Surface micro-cracks, a common and severe processing defect in CNC milling of high-performance components such as aero-engine turbine blades, act as stress concentration sites that drastically reduce the fatigue life of the component and threaten the structural safety of the engine. However, existing non-destructive testing techniques face challenges in being integrated into machine tools to achieve rapid, online, and quantitative in-situ detection of micro-defects on complex curved components. To address this, this paper proposes a novel in-situ detection paradigm based on a triboelectric nanogenerator (TENG), aiming to achieve high-precision quantitative inversion of the geometric parameters of micro-cracks on machined blade surfaces.

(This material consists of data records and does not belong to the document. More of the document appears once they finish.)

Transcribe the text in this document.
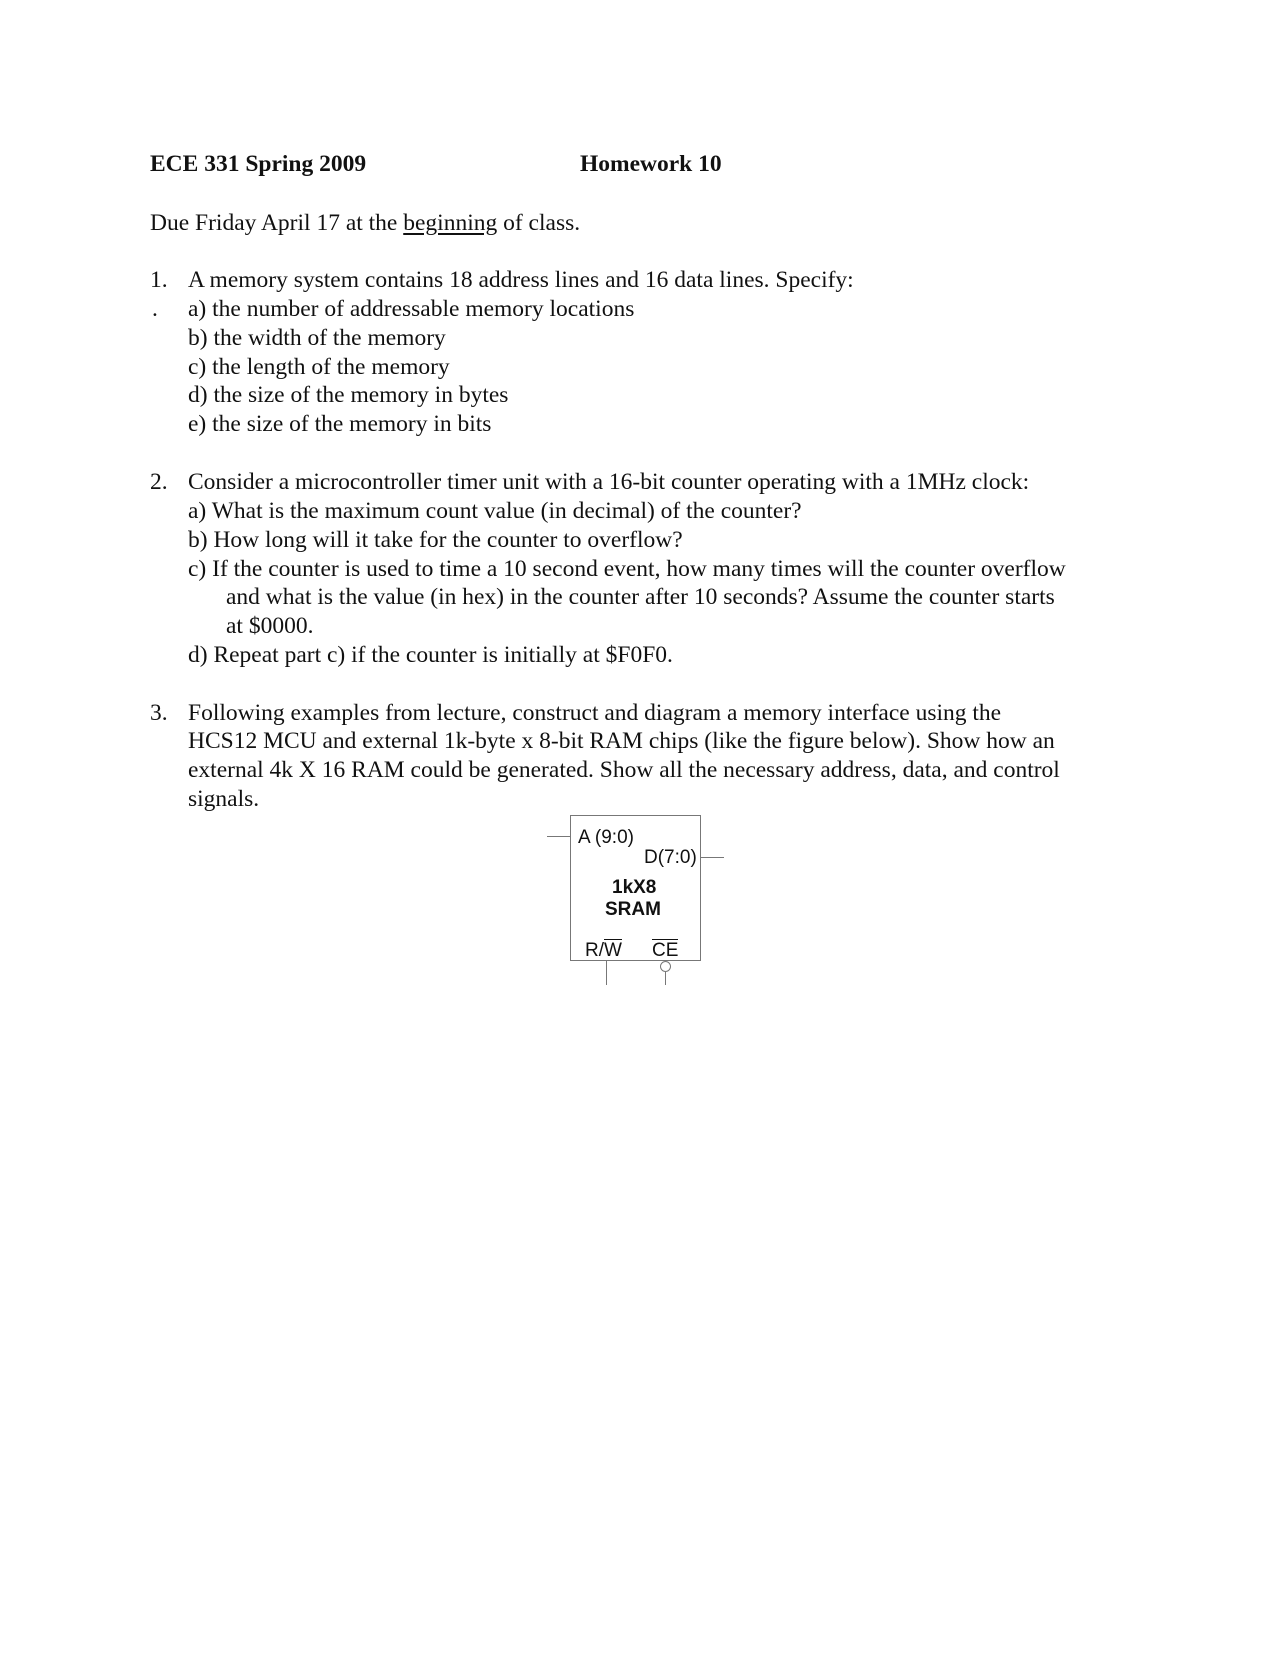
ECE 331 Spring 2009	Homework 10
Due Friday April 17 at the beginning of class.
1. A memory system contains 18 address lines and 16 data lines. Specify:
. a) the number of addressable memory locations
b) the width of the memory
c) the length of the memory
d) the size of the memory in bytes
e) the size of the memory in bits
2. Consider a microcontroller timer unit with a 16-bit counter operating with a 1MHz clock:
a) What is the maximum count value (in decimal) of the counter?
b) How long will it take for the counter to overflow?
c) If the counter is used to time a 10 second event, how many times will the counter overflow
and what is the value (in hex) in the counter after 10 seconds? Assume the counter starts
at $0000.
d) Repeat part c) if the counter is initially at $F0F0.
3. Following examples from lecture, construct and diagram a memory interface using the
HCS12 MCU and external 1k-byte x 8-bit RAM chips (like the figure below). Show how an
external 4k X 16 RAM could be generated. Show all the necessary address, data, and control
signals.
A (9:0)
D(7:0)
1kX8
SRAM
R/W CE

The influence mechanism of crack width and depth on pulse amplitude and width was explained through systematic experimental research. Furthermore, by constructing multidimensional signal features that integrate time-domain and frequency-domain features, the coupling effects of width and depth can be decoupled. To achieve automated recognition, we constructed a hybrid deep learning model based on CNN-BiLSTM, which can autonomously mine the intrinsic correlation between spatiotemporal features and crack geometry parameters in the original signal, thereby synchronously outputting accurate predictions of width and depth. The experimental results show that the average absolute error of the model in predicting the width and depth of microcracks is as low as 0.0091 mm and 0.0047 mm, respectively, and the coefficient of determination (R 2 ) is higher than 0.989. Furthermore, the potential of this method for identifying defects such as pitting, linear cracks, and network cracks has been further confirmed. This study not only confirms the enormous potential of TENG in intelligent manufacturing quality online monitoring, but also provides a solid technical path for the development of the next generation of intelligent integrated detection systems.